Lacrime di coccodrillo. Cesare Prandelli se n'è andato dalla Nazionale a furor di popolo. Si è dimesso, ha avuto il coraggio di farlo, dopo averci portato in condizioni vergognose al Mondiale brasiliano ed averci fatto fare una figura al pari dell'Ecuador e della Corea del Sud. Se n'è andato, ma Prandelli a dieci giorni di distanza si è dimostrato per quello che è davvero: un mercenario. Altro che anno sabbatico. Altro che periodo di riflessione. L'ex ct degli Azzurri pensa ai soldi. Così, sarà lui il nuovo allenatore del Galatasaray, la squadra turca che fino alla scorsa stagione era stata guidata da Roberto Mancini. Un italiano al posto di un italiano. I soldi turchi attirano i nostri connazionali come le mosche.

Dopo la conferma della trattativa, è stato lo stesso presidente del club turco, Unal Aysal, a far sapere che l'ormai ex ct azzurro sarà il successore di Roberto Mancini. "Prandelli riunisce in sé tutte le caratteristiche che vogliamo per il nostro allenatore e da lunedì sarà alla guida della squadra - le sue parole - Siamo convinti di poter raggiungere grandi risultati con lui". Ma, come, Prandelli non era rabbuiato per come era finita la questione relativa agli Azzurri? Evidentemente il ct ha avuto modo di distrarsi accettando un contratto dorato. L'offerta accettata infatti è allettante: un contratto di 3 anni a 4 milioni e 500 mila euro per ciascuna stagione, più 500mila euro di bonus se vince il campionato e altri 500 se conquista i quarti di Champions league. Inoltre, un milione all'anno ai suoi tre collaboratori. Insomma, un autentico Paradiso.

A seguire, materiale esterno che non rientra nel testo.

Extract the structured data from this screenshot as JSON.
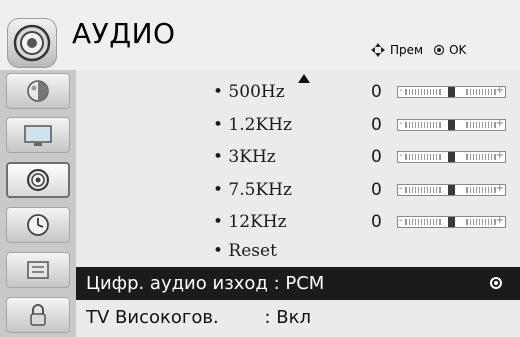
{
  "header": {
    "title": "АУДИО",
    "icon": "speaker-icon",
    "hint_move": "Прем",
    "hint_ok": "OK"
  },
  "sidebar": {
    "items": [
      {
        "icon": "picture-icon",
        "active": false
      },
      {
        "icon": "screen-icon",
        "active": false
      },
      {
        "icon": "audio-icon",
        "active": true
      },
      {
        "icon": "time-icon",
        "active": false
      },
      {
        "icon": "options-icon",
        "active": false
      },
      {
        "icon": "lock-icon",
        "active": false
      }
    ]
  },
  "equalizer": {
    "bands": [
      {
        "label": "• 500Hz",
        "value": "0",
        "level": 0.5
      },
      {
        "label": "• 1.2KHz",
        "value": "0",
        "level": 0.5
      },
      {
        "label": "• 3KHz",
        "value": "0",
        "level": 0.5
      },
      {
        "label": "• 7.5KHz",
        "value": "0",
        "level": 0.5
      },
      {
        "label": "• 12KHz",
        "value": "0",
        "level": 0.5
      }
    ],
    "reset_label": "• Reset"
  },
  "options": [
    {
      "label": "Цифр. аудио изход : PCM",
      "selected": true
    },
    {
      "label": "TV Високогов.        : Вкл",
      "selected": false
    }
  ],
  "colors": {
    "selected_bg": "#1b1b1b",
    "background": "#ebebeb",
    "sidebar": "#c9c9c9"
  }
}
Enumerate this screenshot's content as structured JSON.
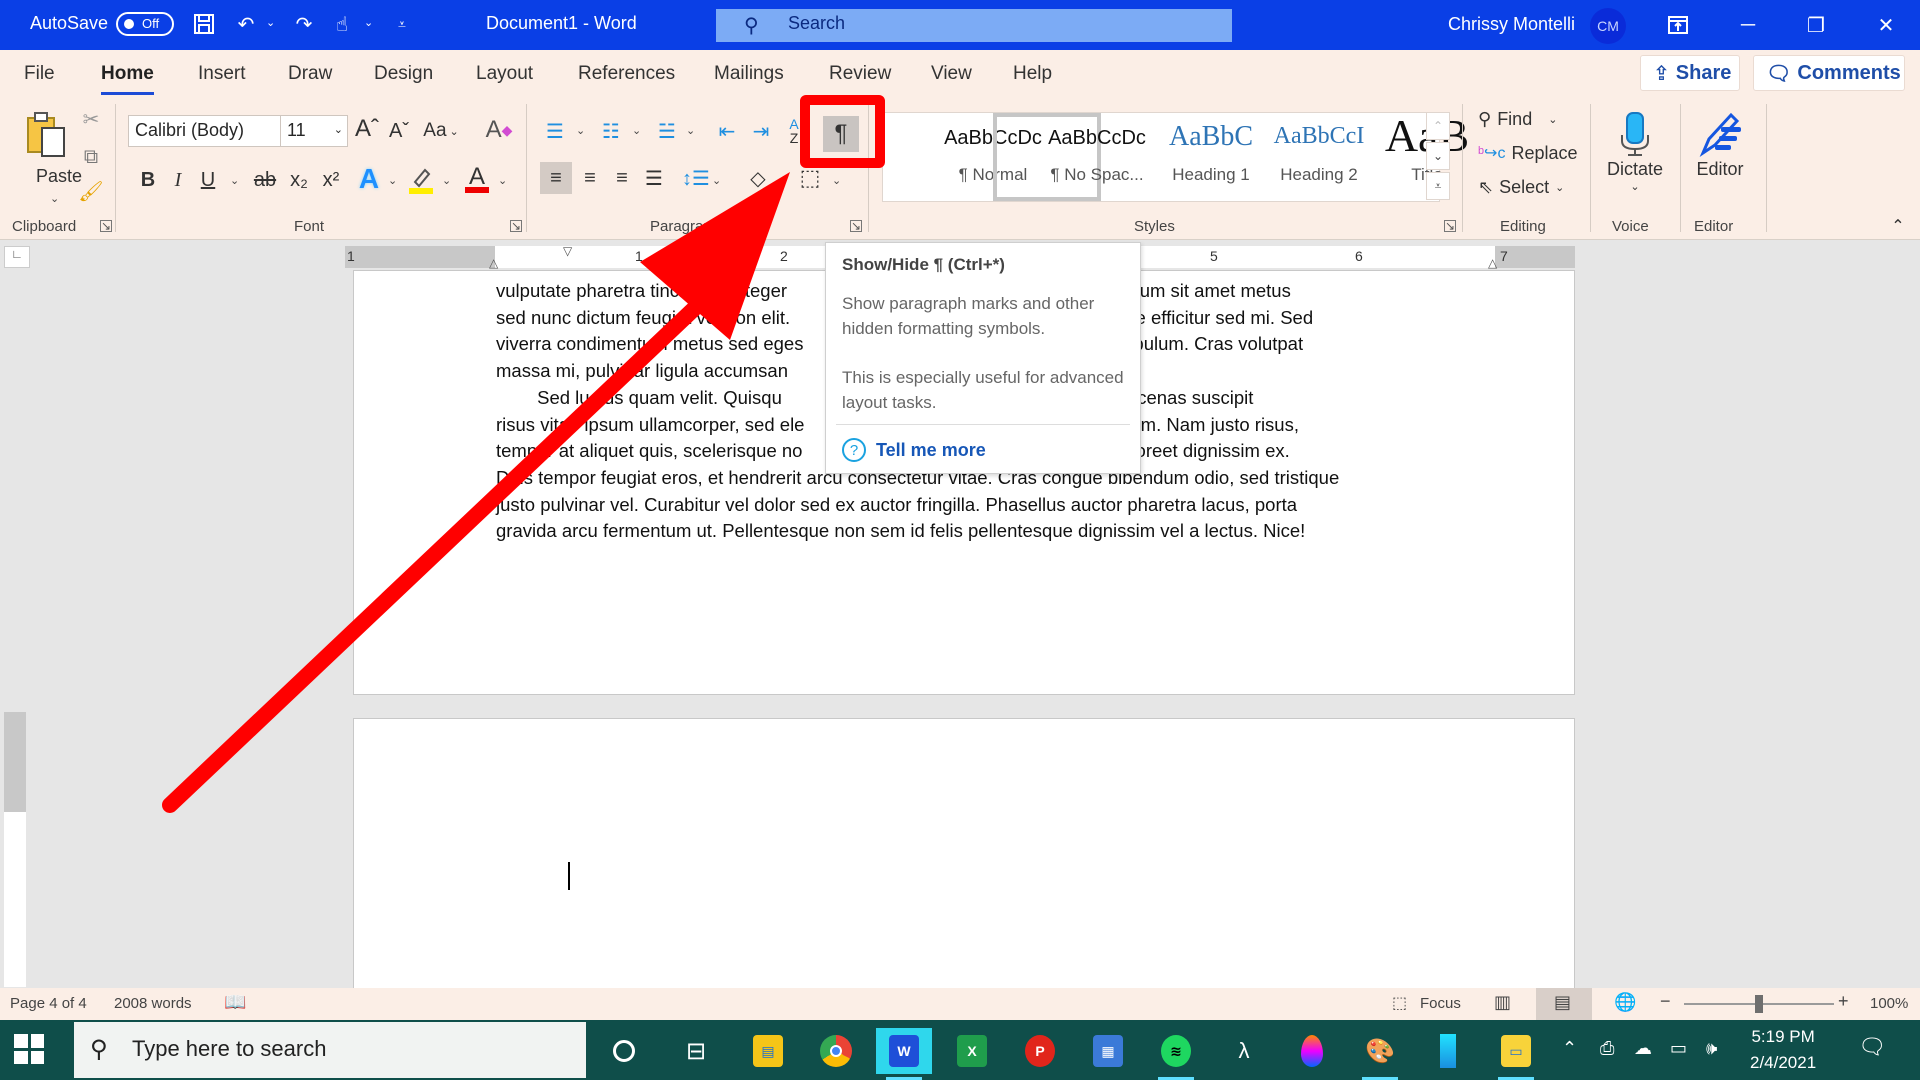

Che uomo si è dimostrato Prandelli? Ai tifosi l'ardua sentenza. Certo è che in Italia è difficile che per lui possa esserci ancora futuro. Le convocazioni ai Mondiali del Brasile sono sembrate azzardate e ai limiti dell'assurdo nei casi di Giuseppe Rossi e Luca Toni, la mancata applicazione del Codice etico nei confronti di Giorgio Chiellini ha invece messo in evidenza un aspetto su cui in molti dibattevano da tempo: l'assoluta mancanza di coerenza quando davanti si ha qualche giocatore dei top team italiani. Mattia Destro escluso dalla "rosa" anche per via del gesto violento nella sfida col Cagliari, occhi chiusi invece nei confronti di Chiellini. Ma come? Ora Prandelli va in Turchia, un campionato che ovviamente nessuno considera a livello continentale, con giocatori di secondo piano e non più di tre squadre a contendersi lo Scudetto. Insomma, un ripiego.

Non è un caso che Mancini, dopo immense vicissitudini, sia arrivato secondo in Campionato ed abbia superato i Gironi di qualificazione. Ma la Turchia vale poco, pochissimo a livello continentale. E il fatto che il nostro ct finisca in quei posti, significa due soli fattori: che certi personaggi del calcio italiano vanno davvero inquadrati giorno per giorno e che i soldi ormai fanno sempre e solo la differenza.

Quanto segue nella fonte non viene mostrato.